石巻日日新聞

下降する投票率 引き上げに躍起 カギ握る若年層の行動未知数

石巻日日新聞 4月13日(木) 配信

 選挙権年齢が18歳以上に引き下げられて初めての国政選挙となった昨夏の参院選は、その注目度とは裏腹に若年層の投票率の伸び悩みが目立った。3日後に告示の迫った任期満了に伴う石巻市長選(23日投開票)は、18歳選挙による市内で初の地方選挙。市長選の投票率は合併後下降の一途をたどる中、投票を行う若年層がどれだけいるかは、市選挙管理委員会と各陣営にとっても未知数だ。


 昨年7月10日に執行された参院選では、石巻市内に2948人いた18、19歳の未成年有権者のうち投票(選挙区)を行ったのは1067人。投票率は36.40%で、市内全体の投票率(47.04%)を10.64ポイント下回り、県内における18-19歳の投票率(45.65%)より9.25ポイント低かった。

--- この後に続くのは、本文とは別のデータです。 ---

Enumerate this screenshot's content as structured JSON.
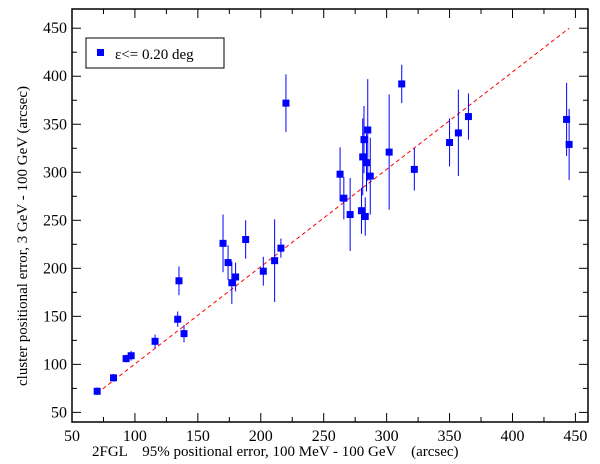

 市内は18歳の投票率41.95%に対して、19歳は31.25%だった。18-19歳だけが低いというわけではなく、旧市内1カ所のモデル投票区では44歳以下で投票率が50%を下回り、20代後半は20%台と全年齢層でもっと低くなっていた。

 3月2日現在の新規選挙人名簿登録者は18歳が1435人、19歳が1386人の計2821人。全体の有権者数は12万5829人で、18-19歳を含まない平成25年の市長選時より約2千人増えている。それでも合併後最初の17年市長選時の有権者数(13万7317人)から1万1千人余り減少。それ以上に投票率の減少が深刻で、17年が71.87%、21年が58.82%、25年が44.16%と下降の一途をたどっている。

 投票率を上げるには、若い世代の投票が欠かせない。若者の積極的な参加によって、それより上の世代が影響されることも考えられる。ただ、新年度早々の市長選だけに選挙権を得る高校3年生はわずか。進学や就職で地元を離れる高校新卒者も多く、選挙に関心があっても投票に行きにくい世代でもある。

 石巻青年会議所が8日に開催した立候補予定者による市政公開討論会は、関係者を含めて約200人の市民が耳を傾けたが、用意した席の3分の1は空いており、若い世代はあまりいなかった。一般に有権者の多い高齢者側に政策が偏るとされており、30代の来場者は「投票率の低い世代は政策として鑑みてもらえなくなるので、もっと関心を持ってほしい」と残念がった。

 各陣営の事務所開きや集会を見ても、若い世代の参加はまれ。ホームページやSNSで情報発信をしたり、若者を応援弁士に立てたりとさまざまな手立てを講じているが、若年層の投票行動をあまりあてにできないのが本音だろう。

 市選管は告示後、新たに選挙権を得る18歳にポストカードを郵送して市長選を周知するほか、17日午後には石巻駅前で、石ノ森萬画館の協力を得ながら帰宅途中の学生をターゲットにした啓発を行う。

 また、啓発活動は若い世代が集まりやすいイオンモール石巻でも20、22日に行い、とくに土曜日の22日は子ども連れの親をターゲットにして投票の棄権防止を呼び掛ける。同店では20―22日、参院選に続いて期日前投票所が開設され、22日は選挙権を有している桜坂高校3年の2人が投票立会人を務める。

 市長選には3選を目指す現職の亀山紘氏(74)、前回に続く出馬となる元東北大学非常勤講師の青木満里恵氏(62)と元市議会議長の阿部和芳氏(57)、初挑戦で元市議の黒須光男氏(69)の4氏による争いとなる見通し。